An estimated 1 in 6 children – or 356 million globally – lived in extreme poverty before the pandemic, and this is set to worsen significantly, Report says, citing a new World Bank Group-UNICEF analysis.
Sub-Saharan Africa – with limited social safety nets – accounts for two-thirds of children living in households that struggle to survive on an average of $1.90 a day or less per person – the international measure for extreme poverty. South Asia accounts for nearly a fifth of these children.
The analysis shows that the number of children living in extreme poverty decreased moderately by 29 million between 2013 and 2017.

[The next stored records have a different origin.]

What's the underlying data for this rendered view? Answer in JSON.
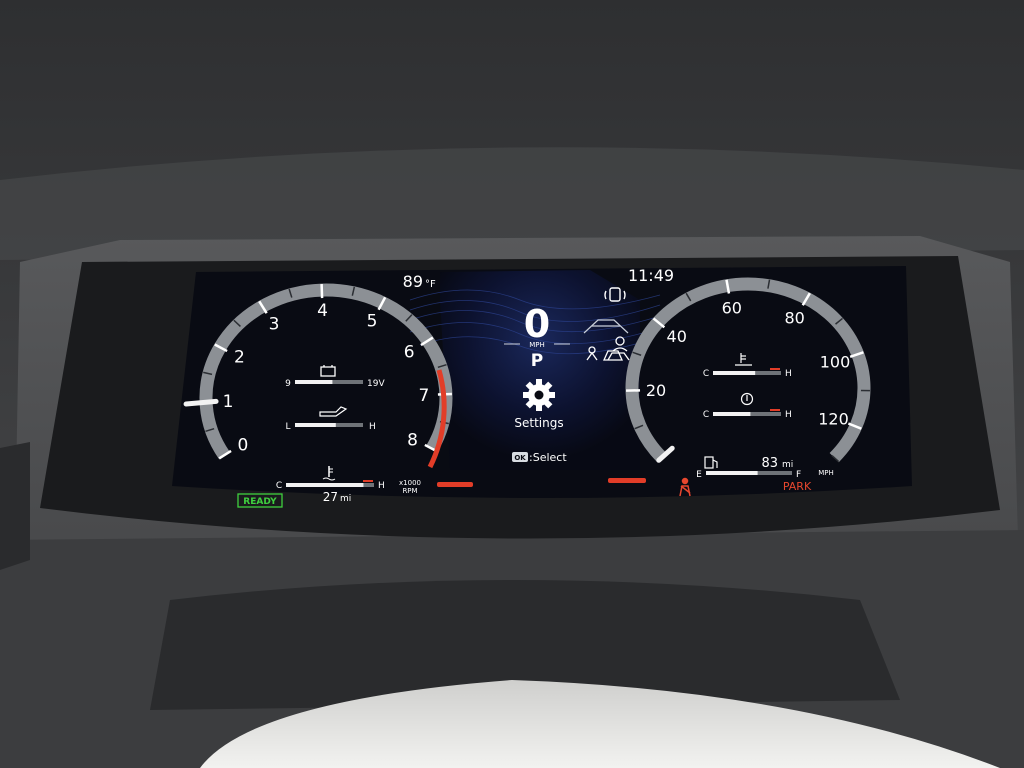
{
  "status_bar": {
    "outside_temp_value": "89",
    "outside_temp_unit": "°F",
    "clock": "11:49"
  },
  "tachometer": {
    "tick_labels": [
      "0",
      "1",
      "2",
      "3",
      "4",
      "5",
      "6",
      "7",
      "8"
    ],
    "needle_value": 1,
    "redline_from": 6,
    "unit_line1": "x1000",
    "unit_line2": "RPM",
    "ready_label": "READY",
    "battery_gauge": {
      "min_label": "9",
      "max_label": "19V",
      "level": 0.55
    },
    "oil_pressure_gauge": {
      "min_label": "L",
      "max_label": "H",
      "level": 0.6
    },
    "coolant_temp_gauge": {
      "min_label": "C",
      "max_label": "H",
      "level": 0.88
    },
    "range_value": "27",
    "range_unit": "mi"
  },
  "center_panel": {
    "speed_value": "0",
    "speed_unit": "MPH",
    "gear": "P",
    "menu_title": "Settings",
    "menu_icon": "gear-icon",
    "ok_key_label": "OK",
    "ok_hint": ":Select",
    "top_icon": "vehicle-connect-icon",
    "adas_icons": [
      "lane-departure-icon",
      "driver-attention-icon",
      "pre-collision-icon"
    ]
  },
  "speedometer": {
    "tick_labels": [
      "20",
      "40",
      "60",
      "80",
      "100",
      "120"
    ],
    "needle_value": 0,
    "max_value": 130,
    "unit": "MPH",
    "transmission_temp_gauge": {
      "min_label": "C",
      "max_label": "H",
      "level": 0.62
    },
    "differential_temp_gauge": {
      "min_label": "C",
      "max_label": "H",
      "level": 0.55
    },
    "fuel_gauge": {
      "min_label": "E",
      "max_label": "F",
      "level": 0.6
    },
    "fuel_range_value": "83",
    "fuel_range_unit": "mi",
    "park_label": "PARK",
    "seatbelt_icon": "seatbelt-warning-icon"
  },
  "colors": {
    "screen_bg": "#0a0d16",
    "ring_grey": "#8c9095",
    "redline": "#e23d28",
    "ready_green": "#3fd13f",
    "park_red": "#e8472e",
    "accent_blue": "#1e2a66"
  }
}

However, UNICEF and the World Bank Group warn that any progress made in recent years is concerningly slow-paced, unequally distributed, and at-risk due to the economic impact of COVID-19. Sanjay Wijesekera, UNICEF Director of Programmes, said the pandemic would have a negative effect on the social situation:
Governments urgently need a children's recovery plan to prevent countless more children and their families from reaching poverty levels unseen for many, many years. Although children make up around a third of the global population, around half of the extremely poor are children. Children are more than twice as likely to be extremely poor as adults (17.5 percent of children vs. 7.9 percent of adults). The youngest children are the worst off – nearly 20 percent of all children below the age of 5 in the developing world live in impoverished households."
"The fact that one in six children were living in extreme poverty and that 50% of the global extreme poor were children even before the COVID-19 pandemic is of grave concern to us all," said Carolina Sánchez-Páramo, Global Director of Poverty and Equity for the World Bank. "Although there has been a decline in all regions compared to 2013-2017, the number of children living in extreme poverty in Africa has risen from 170 million to 234 million."
Child poverty is more prevalent in fragile and conflict-affected countries, where more than 40 percent of children live in impoverished households, compared to nearly 15 percent of children in other countries, the analysis says. The study also notes that more than 70 percent of children in extreme poverty live in a household where the head of the house works in agriculture.
World Bank and UNICEF data suggest that most countries have responded to the crisis by expanding social protection programs, particularly cash transfers.